Amulet Supreme, pseudonym of Carolina Maria Gambia

Maria Duval (born as Maria Carolina Gamba) was the woman at the origin of the Maria Duval psychic scam. Claiming to have psychic powers, she gained some fame before her name became associated with a vast and sophisticated mail scam.

==Independent psychic==
Gamba was born in Milan, Italy. First living in Callas, Var, then traveling extensively, "Maria Duval" was able to build a growing reputation as a psychic throughout the 1970s and 1980s, doing consultations and horoscope newspaper columns. She did media interviews and appeared on the cover of Vogue Paris. Old newspaper clippings she keeps in her home indicate she brushed shoulders with celebrities, although her claim to have psychically found Brigitte Bardot's lost dog was debunked by Bardot herself.

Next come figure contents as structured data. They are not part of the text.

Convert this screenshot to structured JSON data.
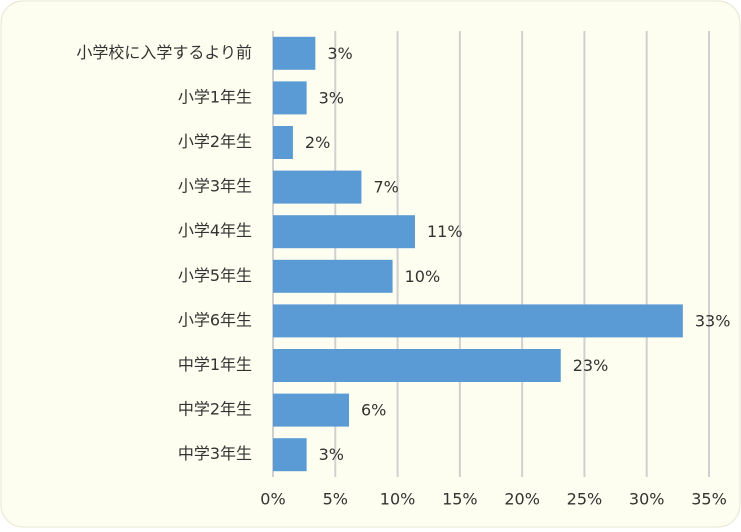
{
  "chart_data": {
    "type": "barh",
    "categories": [
      "小学校に入学するより前",
      "小学1年生",
      "小学2年生",
      "小学3年生",
      "小学4年生",
      "小学5年生",
      "小学6年生",
      "中学1年生",
      "中学2年生",
      "中学3年生"
    ],
    "values": [
      3.4,
      2.7,
      1.6,
      7.1,
      11.4,
      9.6,
      32.9,
      23.1,
      6.1,
      2.7
    ],
    "value_labels": [
      "3%",
      "3%",
      "2%",
      "7%",
      "11%",
      "10%",
      "33%",
      "23%",
      "6%",
      "3%"
    ],
    "color": "#5b9bd5",
    "xlim": [
      0,
      35
    ],
    "xticks": [
      {
        "value": 0,
        "label": "0%"
      },
      {
        "value": 5,
        "label": "5%"
      },
      {
        "value": 10,
        "label": "10%"
      },
      {
        "value": 15,
        "label": "15%"
      },
      {
        "value": 20,
        "label": "20%"
      },
      {
        "value": 25,
        "label": "25%"
      },
      {
        "value": 30,
        "label": "30%"
      },
      {
        "value": 35,
        "label": "35%"
      }
    ],
    "grid": true
  }
}
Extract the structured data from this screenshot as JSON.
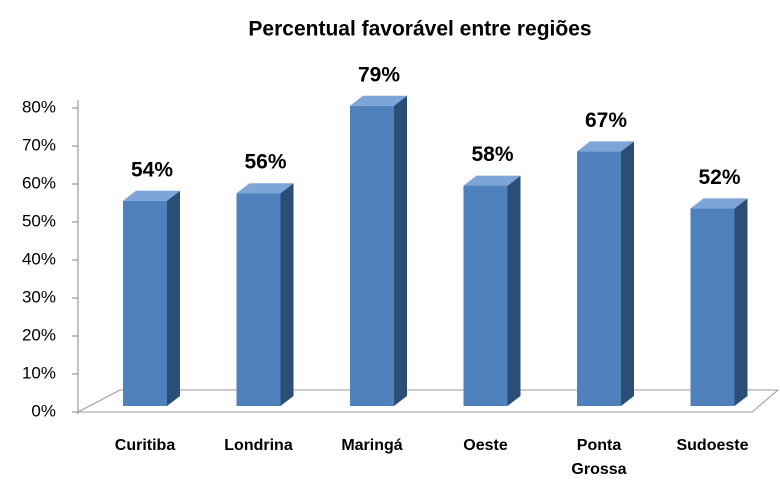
{
  "chart_data": {
    "type": "bar3d",
    "title": "Percentual favorável entre regiões",
    "categories": [
      "Curitiba",
      "Londrina",
      "Maringá",
      "Oeste",
      "Ponta Grossa",
      "Sudoeste"
    ],
    "values": [
      54,
      56,
      79,
      58,
      67,
      52
    ],
    "value_labels": [
      "54%",
      "56%",
      "79%",
      "58%",
      "67%",
      "52%"
    ],
    "color": "#4f81bd",
    "ylim": [
      0,
      80
    ],
    "yticks": [
      {
        "value": 0,
        "label": "0%"
      },
      {
        "value": 10,
        "label": "10%"
      },
      {
        "value": 20,
        "label": "20%"
      },
      {
        "value": 30,
        "label": "30%"
      },
      {
        "value": 40,
        "label": "40%"
      },
      {
        "value": 50,
        "label": "50%"
      },
      {
        "value": 60,
        "label": "60%"
      },
      {
        "value": 70,
        "label": "70%"
      },
      {
        "value": 80,
        "label": "80%"
      }
    ]
  }
}
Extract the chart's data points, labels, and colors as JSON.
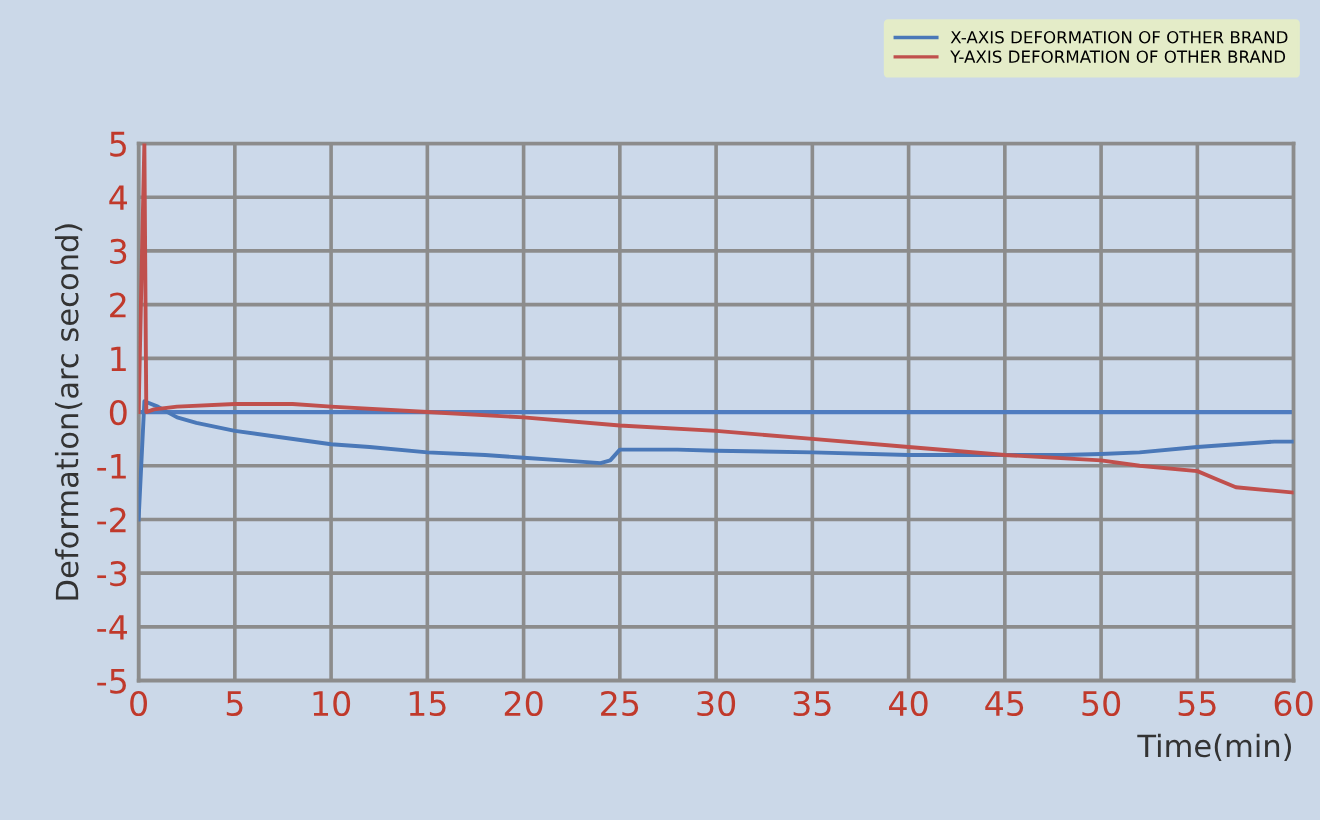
{
  "chart_data": {
    "type": "line",
    "xlabel": "Time(min)",
    "ylabel": "Deformation(arc second)",
    "xlim": [
      0,
      60
    ],
    "ylim": [
      -5,
      5
    ],
    "xticks": [
      0,
      5,
      10,
      15,
      20,
      25,
      30,
      35,
      40,
      45,
      50,
      55,
      60
    ],
    "yticks": [
      -5,
      -4,
      -3,
      -2,
      -1,
      0,
      1,
      2,
      3,
      4,
      5
    ],
    "grid": true,
    "legend": "top right",
    "ref_lines": [
      {
        "axis": "y",
        "value": 0,
        "color": "#4f7cc0"
      }
    ],
    "series": [
      {
        "name": "X-AXIS DEFORMATION OF OTHER BRAND",
        "color": "#4a78b8",
        "x": [
          0,
          0.3,
          1,
          2,
          3,
          5,
          7,
          10,
          12,
          15,
          18,
          20,
          22,
          24,
          24.5,
          25,
          28,
          30,
          35,
          40,
          45,
          48,
          50,
          52,
          55,
          57,
          59,
          60
        ],
        "values": [
          -2,
          0.2,
          0.1,
          -0.1,
          -0.2,
          -0.35,
          -0.45,
          -0.6,
          -0.65,
          -0.75,
          -0.8,
          -0.85,
          -0.9,
          -0.95,
          -0.9,
          -0.7,
          -0.7,
          -0.72,
          -0.75,
          -0.8,
          -0.8,
          -0.8,
          -0.78,
          -0.75,
          -0.65,
          -0.6,
          -0.55,
          -0.55
        ]
      },
      {
        "name": "Y-AXIS DEFORMATION OF OTHER BRAND",
        "color": "#c0504d",
        "x": [
          0,
          0.3,
          0.4,
          0.8,
          2,
          5,
          8,
          10,
          15,
          20,
          25,
          30,
          35,
          40,
          45,
          50,
          52,
          55,
          56,
          57,
          60
        ],
        "values": [
          0,
          5,
          0,
          0.05,
          0.1,
          0.15,
          0.15,
          0.1,
          0.0,
          -0.1,
          -0.25,
          -0.35,
          -0.5,
          -0.65,
          -0.8,
          -0.9,
          -1.0,
          -1.1,
          -1.25,
          -1.4,
          -1.5
        ]
      }
    ]
  }
}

Gamba had a son, named Antoine Palfroy, according to whom "Maria Duval" was not an alias, but rather the name she took on her second marriage. According to CNN, he believes "that there is no question his mother was a real psychic, and that she started out intent on helping others".

Her son mentioned she once owned an industrial cleaning business which specialized in saunas and pools, as well as "several" clothing stores, the latter of which were where she started giving astrological consultations to friends.

==Face of giant mail scam operation==

In the mid-1990s, Gamba sold the rights to the name Maria Duval to a group of scammers, who used the name to sell astrology charts. The scam quickly changed form, as sick and elderly people started receiving letters promising the psychic help of "Maria Duval" for $40 per mail consultation. The scam would quickly take gigantic proportions and generate some $200 million in revenues for the fraudsters running it. It appears only a very small portion of that money made its way to Gamba.

In 2016, the U.S. Department of Justice shut down the North American arm of the "Psychic" Mail Fraud scheme.

Gamba made several public appearances over the years, including a news conference in Moscow in 2008. She left Callas in the late 1990s, although retaining ownership of the property. She moved back in 2008. She was still residing there in 2018 when French police searched her home and when an investigating team from CNN visited her.

According to her son, Gamba suffered a stroke in 2010 and was diagnosed with dementia in 2013.